Listen to your heart, especially if it flutters, speeds, or skips a beat

As a busy tour guide for a travel agency, Alice Stickney became concerned when she began to experience a racing heartbeat during trips, even when walking on a nearby track for exercise. “Every once in a while, my heart felt like it was running away from me,” said the East Lyme resident who is in her early 70s.

Onie Pierce

She turned to physicians and services of the Heart and Vascular Center (HVC) at Lawrence + Memorial Hospital. In 2018, she saw cardiologist Roshank Bagheri, MD, of Northeast Medical Group, who diagnosed Stickney with paroxysmal atrial fibrillation (AFib), a periodically fast and irregular heartbeat, at times more than 100 beats per minute. Stickney was soon taking medication to treat her AFib as well as a blood thinner because AFib put her at a higher risk for stroke.

But the AFib medication was making Stickney feel tired. Dr. Bagheri told her about another treatment option, cardiac ablation, and referred her to electrophysiologist Ralph DeBiasi, MD, of Yale Medicine, who leads the electrophysiology program at L+M’s Heart and Vascular Center.

Electrophysiology (EP) is a specialty of cardiology that deals with irregular heart rhythms (arrhythmias), with AFib being the most common. Age of onset is typically in the 60s and 70s, said Dr. DeBiasi, but the disease can often affect much younger patients. Other arrhythmias include atrial flutter, bradycardia, supraventricular tachycardia, sick sinus syndrome, premature ventricular complexes, Wolff-Parkinson White syndrome, ventricular tachycardia or ventricular fibrillation.

“Over the past decade Yale New Haven Health has partnered with L+M Hospital to enhance the local delivery of advanced cardiovascular specialties and services,” said Brian Cambi, MD, HVC medical director, adding that multiple services have been developed with support of Yale Medicine and Northeast Medical Group cardiologists. In addition to electrophysiology, HVC services include interventional cardiology for emergency and elective angioplasty, advanced heart failure, and vascular medicine.

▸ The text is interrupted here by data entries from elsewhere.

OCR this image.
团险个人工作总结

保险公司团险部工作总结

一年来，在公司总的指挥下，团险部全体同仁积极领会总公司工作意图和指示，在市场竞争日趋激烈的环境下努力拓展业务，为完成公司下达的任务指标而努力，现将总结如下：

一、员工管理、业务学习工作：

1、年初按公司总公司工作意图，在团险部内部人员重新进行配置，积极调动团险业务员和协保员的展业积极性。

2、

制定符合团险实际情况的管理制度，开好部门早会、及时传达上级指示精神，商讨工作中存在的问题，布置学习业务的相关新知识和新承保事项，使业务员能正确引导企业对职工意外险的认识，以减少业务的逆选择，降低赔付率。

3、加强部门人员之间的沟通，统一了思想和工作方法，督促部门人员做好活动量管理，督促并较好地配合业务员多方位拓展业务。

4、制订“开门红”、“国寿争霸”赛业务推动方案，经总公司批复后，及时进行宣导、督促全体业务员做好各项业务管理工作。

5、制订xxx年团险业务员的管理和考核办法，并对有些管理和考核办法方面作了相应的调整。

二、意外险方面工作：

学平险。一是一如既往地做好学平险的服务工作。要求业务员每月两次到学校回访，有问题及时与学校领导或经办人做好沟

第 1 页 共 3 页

The convenience of HVC services offered locally is a draw for patients, said Dr. DeBiasi, who shares an office in Waterford with fellow Yale Medicine electrophysiologist Jude Clancy, MD. “We offer more full-time comprehensive care, both in the hospital and in the office, so if their cardiologist refers them to electrophysiology they don’t have to travel to New Haven for consultation or treatment.”

As part of her care, Stickney’s tests included an ultrasound of the heart (an echocardiogram) conducted at L+M Hospital. The full range of EP-related tests available at L+M include Holter and event monitoring for evaluating and diagnosing heart rhythm abnormalities, transesophageal echocardiogram to capture clear images of the heart’s structure, and tilt table testing to help identify the cause of fainting.

L+M offers comprehensive treatment options for arrhythmias. Pacemaker or defibrillator devices that may help improve the heart’s rhythm are implanted at the hospital’s two modern cardiac catheterization labs. Cardiac resynchronization therapy, which combines a pacemaker or defibrillator with a special type of pacing, is an EP treatment for patients with congestive heart failure. “The idea is, if you pace the heart in a way that resynchronizes the electrical system, then you can actually improve the patient’s heart function and energy level and they can feel better on a day-to-day basis. That’s one of the most powerful kind of therapies we can give people,” said Dr. DeBiasi.

Although many arrhythmias can be treated with medication, cardiac ablation is recommended for some patients, like Stickney. Typically a three- to four-hour procedure, this minimally invasive procedure uses a technique known as mapping to get 3D pictures of the heart chambers to determine where to use a specialized catheter to ablate or modify areas of the heart tissue to eliminate triggers for AFib.

Success rate of an initial ablation for AFib is 65 to 70 percent, said Dr. DeBiasi, also on staff at Yale New Haven Hospital (YNHH) where ablations are performed.

Stickney opted for the ablation, having pre-procedure tests of a CT scan and blood draw at L+M Hospital. In October 2019, she traveled to YNHH for the procedure performed by Dr. DeBiasi. She was discharged the next day, back to “feeling totally normal” about a week later, and will continue to see Dr. DeBiasi for follow-up care.

“I feel good. I don’t feel my heart at all, so that’s a good thing,” said Stickney who no longer takes anti-arrhythmic medication but remains on the blood thinner. Now that she’s able to exercise again, Stickney said, “I feel much better.”

*This article was written prior to the coronavirus pandemic.